Zunächst jedoch versuchten die Nationalsozialisten das Dirndl entsprechend ihrer Ideologie zu vereinnahmen. Das modische Dirndl war ihnen ein Dorn im Auge, zumal von der jüdischen Familie Wallach, die Vertreibung und Tod im Konzentrationslager erleiden musste. Unter den Nazis entstanden normierte Alltagstrachten mit regionaler Prägung für eine volksgemeinschaftliche Bekleidung. Diese Vereinfachung der Tracht, auf die die bis heute andauernde sprachliche Vermischung von Tracht und Dirndl zurückzuführen ist, mündete nach dem Krieg in die industrielle Dirndl-Produktion.

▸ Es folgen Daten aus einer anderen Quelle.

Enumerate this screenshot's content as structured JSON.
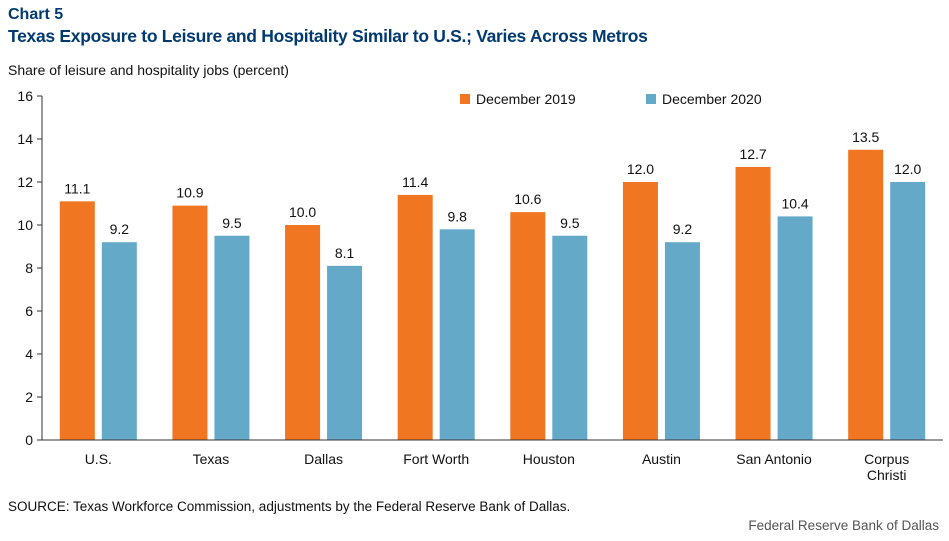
{
  "header": {
    "chart_label": "Chart 5",
    "title": "Texas Exposure to Leisure and Hospitality Similar to U.S.; Varies Across Metros"
  },
  "footer": {
    "source": "SOURCE: Texas Workforce Commission, adjustments by the Federal Reserve Bank of Dallas.",
    "credit": "Federal Reserve Bank of Dallas"
  },
  "colors": {
    "dec2019": "#f07622",
    "dec2020": "#64aac8",
    "axis": "#333333"
  },
  "chart_data": {
    "type": "bar",
    "title": "Texas Exposure to Leisure and Hospitality Similar to U.S.; Varies Across Metros",
    "xlabel": "",
    "ylabel": "Share of leisure and hospitality jobs (percent)",
    "ylim": [
      0,
      16
    ],
    "yticks": [
      0,
      2,
      4,
      6,
      8,
      10,
      12,
      14,
      16
    ],
    "categories": [
      "U.S.",
      "Texas",
      "Dallas",
      "Fort Worth",
      "Houston",
      "Austin",
      "San Antonio",
      "Corpus Christi"
    ],
    "category_lines": [
      [
        "U.S."
      ],
      [
        "Texas"
      ],
      [
        "Dallas"
      ],
      [
        "Fort Worth"
      ],
      [
        "Houston"
      ],
      [
        "Austin"
      ],
      [
        "San Antonio"
      ],
      [
        "Corpus",
        "Christi"
      ]
    ],
    "series": [
      {
        "name": "December 2019",
        "values": [
          11.1,
          10.9,
          10.0,
          11.4,
          10.6,
          12.0,
          12.7,
          13.5
        ],
        "labels": [
          "11.1",
          "10.9",
          "10.0",
          "11.4",
          "10.6",
          "12.0",
          "12.7",
          "13.5"
        ]
      },
      {
        "name": "December 2020",
        "values": [
          9.2,
          9.5,
          8.1,
          9.8,
          9.5,
          9.2,
          10.4,
          12.0
        ],
        "labels": [
          "9.2",
          "9.5",
          "8.1",
          "9.8",
          "9.5",
          "9.2",
          "10.4",
          "12.0"
        ]
      }
    ],
    "grid": false,
    "legend_position": "top-right"
  }
}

Trachtenschneiderinnen fertigten für den lokalen Markt. Das Dirndl als Modephänomen wurde zur Massenware. Das Museum zeigt Werbung von Dirndl Höck aus München, etwa die Modelle „Agathe“ mit bestickten Feldblumensträußen oder „Alexia, reich an Alpenblumen“. An den preiswert hergestellten Dirndlkleidern fanden sich nun vermehrt Reißverschlüsse, das war einfach zu verarbeiten. Bis in die 1990er-Jahre, heißt es beim Textilmuseum, entfielen zwei Drittel des Umsatzes im österreichischen Bekleidungssektor auf das Segment „Tracht & Country“. Das Dirndl, sagt Museumsdirektor Murr, stehe über die Landesgrenze zwischen Österreich und Bayern hinweg für den Alpenraum wie der Kilt für Schottland oder der Kimono für Japan.

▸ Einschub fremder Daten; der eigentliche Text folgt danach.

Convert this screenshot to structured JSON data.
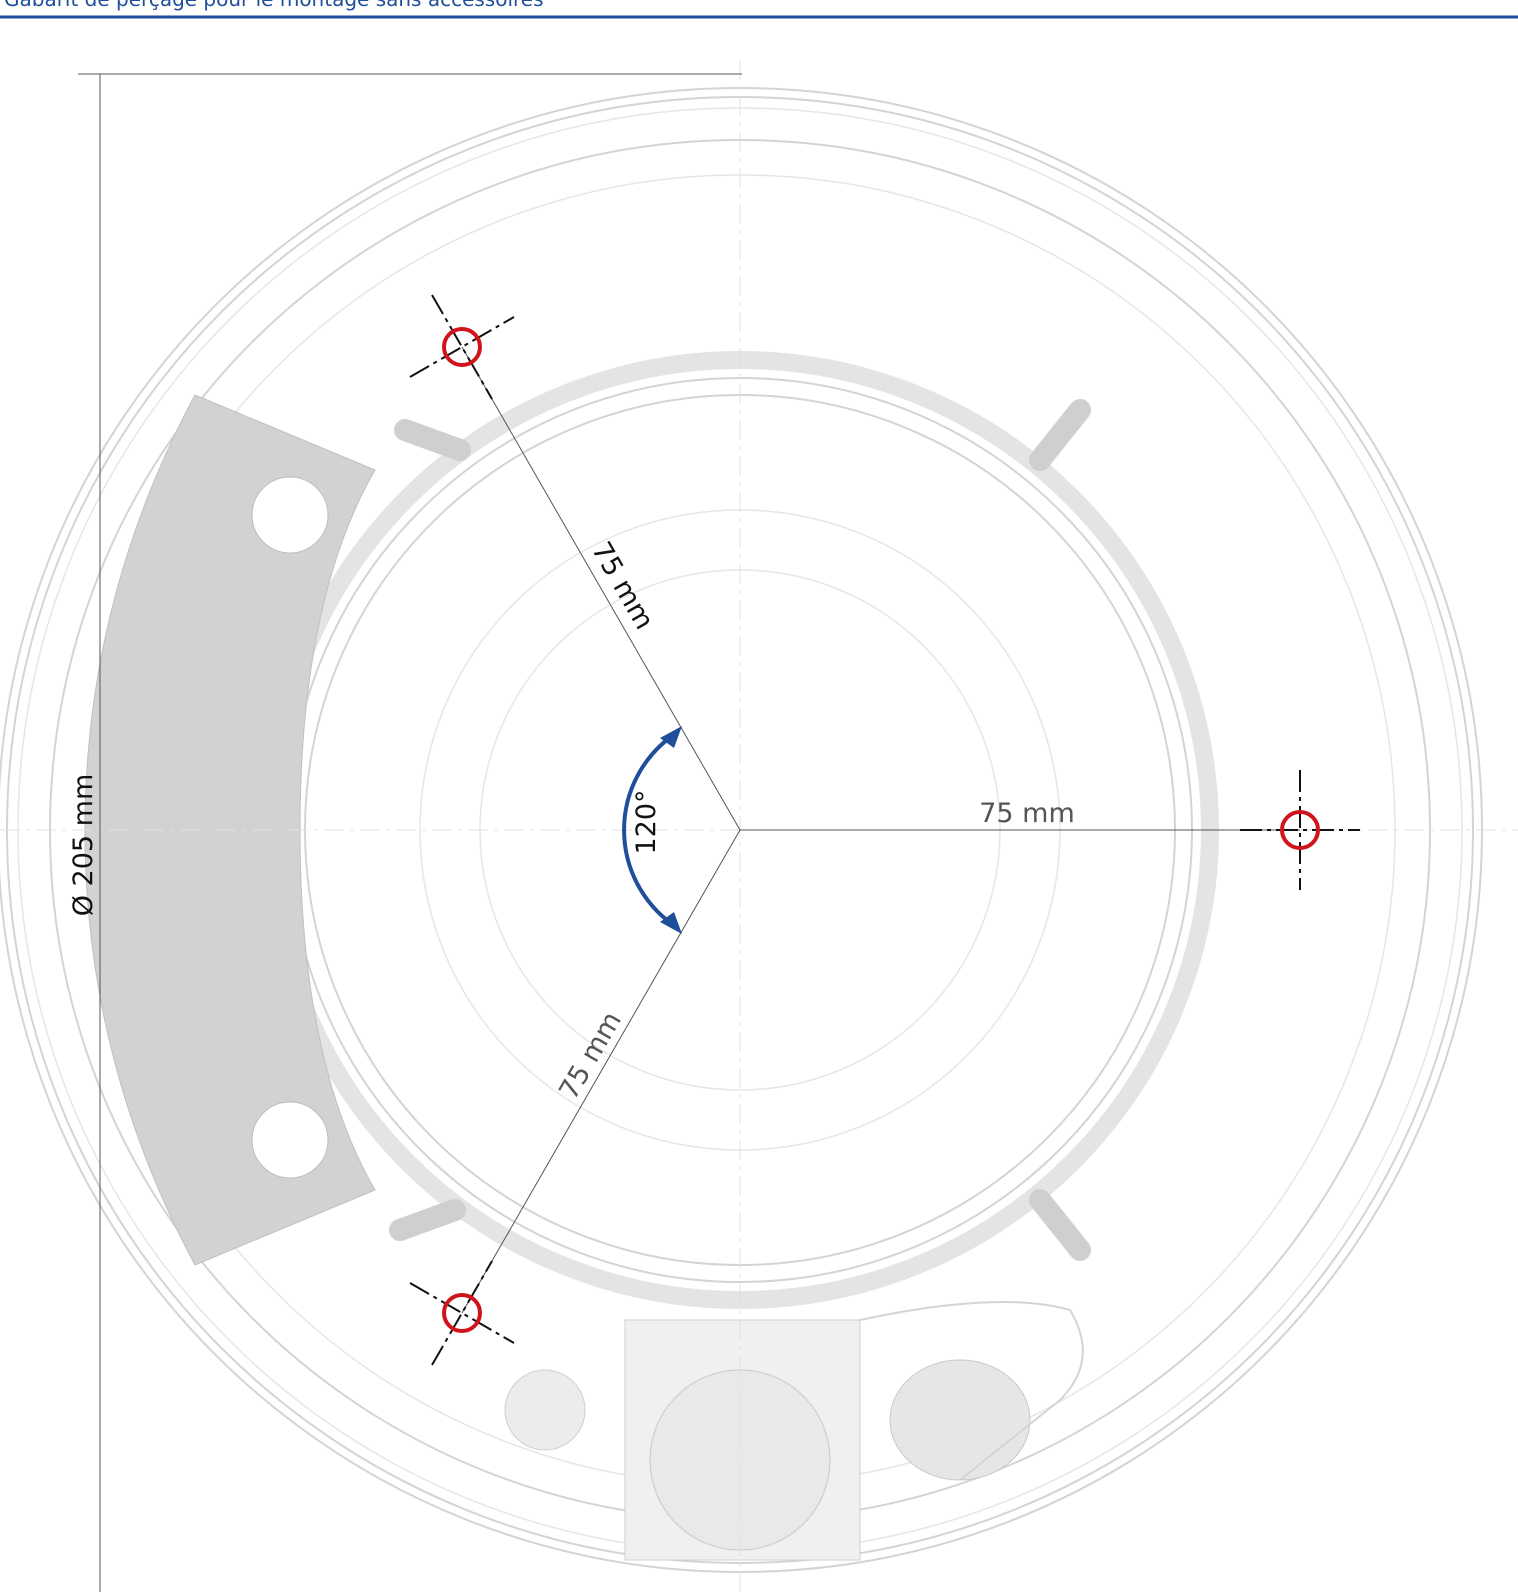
{
  "header": {
    "title": "Gabarit de perçage pour le montage sans accessoires"
  },
  "drawing": {
    "upper_radius": "75 mm",
    "right_radius": "75 mm",
    "lower_radius": "75 mm",
    "angle": "120°",
    "diameter": "Ø 205 mm"
  }
}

Wozu auch die berühmten Hostessendirndl für die Olympischen Spiele 1972 in München – die ersten, die weltweit im Fernsehen übertragen wurden – beigetragen haben. Das hellblaue Design ist vielen Menschen heute noch vor Augen, nicht nur wegen Schwedens Königin Silvia, die damals noch Sommerlath hieß und als Hostess ihren späteren Mann kennenlernte, Carl XVI. Gustaf von Schweden. Die 14 regionalen Dirndl für die Hostessen der Siegerehrungen, die die Trachtenschneiderin Brigitte Bogenhauser-Thoma entworfen hatte und die die kulturelle Vielfalt Bayerns repräsentieren sollten, sind bezeichnenderweise kaum in Erinnerung geblieben.

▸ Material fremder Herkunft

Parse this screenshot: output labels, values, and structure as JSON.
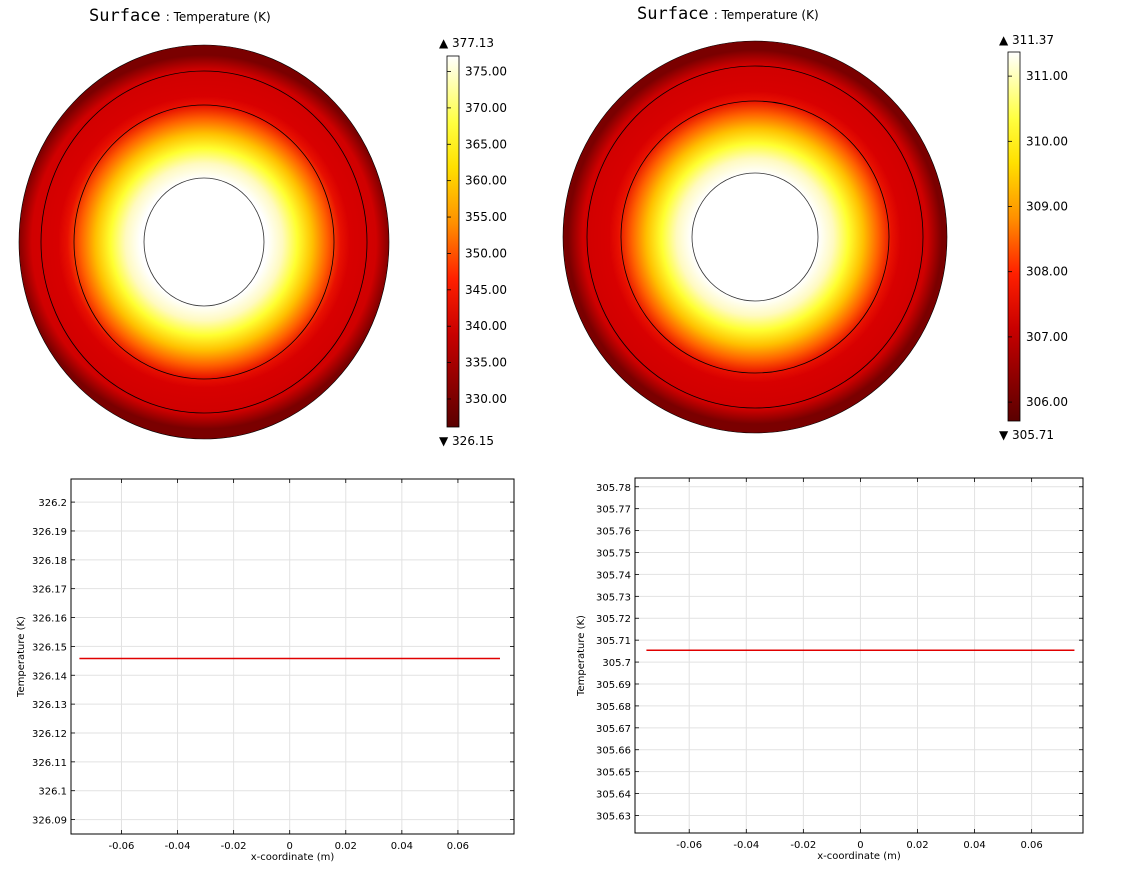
{
  "surface_plots": [
    {
      "title_main": "Surface",
      "title_sub": ": Temperature (K)",
      "max_label": "▲ 377.13",
      "min_label": "▼ 326.15",
      "max": 377.13,
      "min": 326.15,
      "ticks": [
        "375.00",
        "370.00",
        "365.00",
        "360.00",
        "355.00",
        "350.00",
        "345.00",
        "340.00",
        "335.00",
        "330.00"
      ],
      "tick_values": [
        375,
        370,
        365,
        360,
        355,
        350,
        345,
        340,
        335,
        330
      ]
    },
    {
      "title_main": "Surface",
      "title_sub": ": Temperature (K)",
      "max_label": "▲ 311.37",
      "min_label": "▼ 305.71",
      "max": 311.37,
      "min": 305.71,
      "ticks": [
        "311.00",
        "310.00",
        "309.00",
        "308.00",
        "307.00",
        "306.00"
      ],
      "tick_values": [
        311,
        310,
        309,
        308,
        307,
        306
      ]
    }
  ],
  "chart_data": [
    {
      "type": "line",
      "xlabel": "x-coordinate (m)",
      "ylabel": "Temperature (K)",
      "xlim": [
        -0.078,
        0.08
      ],
      "ylim": [
        326.085,
        326.208
      ],
      "x_ticks": [
        -0.06,
        -0.04,
        -0.02,
        0,
        0.02,
        0.04,
        0.06
      ],
      "x_tick_labels": [
        "-0.06",
        "-0.04",
        "-0.02",
        "0",
        "0.02",
        "0.04",
        "0.06"
      ],
      "y_ticks": [
        326.09,
        326.1,
        326.11,
        326.12,
        326.13,
        326.14,
        326.15,
        326.16,
        326.17,
        326.18,
        326.19,
        326.2
      ],
      "y_tick_labels": [
        "326.09",
        "326.1",
        "326.11",
        "326.12",
        "326.13",
        "326.14",
        "326.15",
        "326.16",
        "326.17",
        "326.18",
        "326.19",
        "326.2"
      ],
      "grid": true,
      "series": [
        {
          "color": "#e00000",
          "x": [
            -0.075,
            0.075
          ],
          "y": [
            326.1458,
            326.1458
          ]
        }
      ]
    },
    {
      "type": "line",
      "xlabel": "x-coordinate (m)",
      "ylabel": "Temperature (K)",
      "xlim": [
        -0.079,
        0.078
      ],
      "ylim": [
        305.622,
        305.784
      ],
      "x_ticks": [
        -0.06,
        -0.04,
        -0.02,
        0,
        0.02,
        0.04,
        0.06
      ],
      "x_tick_labels": [
        "-0.06",
        "-0.04",
        "-0.02",
        "0",
        "0.02",
        "0.04",
        "0.06"
      ],
      "y_ticks": [
        305.63,
        305.64,
        305.65,
        305.66,
        305.67,
        305.68,
        305.69,
        305.7,
        305.71,
        305.72,
        305.73,
        305.74,
        305.75,
        305.76,
        305.77,
        305.78
      ],
      "y_tick_labels": [
        "305.63",
        "305.64",
        "305.65",
        "305.66",
        "305.67",
        "305.68",
        "305.69",
        "305.7",
        "305.71",
        "305.72",
        "305.73",
        "305.74",
        "305.75",
        "305.76",
        "305.77",
        "305.78"
      ],
      "grid": true,
      "series": [
        {
          "color": "#e00000",
          "x": [
            -0.075,
            0.075
          ],
          "y": [
            305.7054,
            305.7054
          ]
        }
      ]
    }
  ]
}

Das modische Dirndl erlebt etwa seit der Jahrtausendwende einen anhaltenden Trend als Partyoutfit und in der Gastronomie. Auch das behandelt die Ausstellung. Sehr viel mehr Platz räumt das Textilmuseum aber weltbekannten Designerinnen und ihren spannenden künstlerischen Auseinandersetzungen mit Tracht, Tradition und Neuinterpretationen des Dirndls ein. Werke von Lola Paltinger etwa, die Paris Hilton oder Kim Kardashian eingekleidet hat. Kimono-Dirndl oder solche mit portugiesischen oder afrikanischen Anklängen. Und eigens für die Ausstellung kreierte Modelle des österreichischen Designers Emanuel Burger und von Schülern der Deutschen Meisterschule für Mode in München.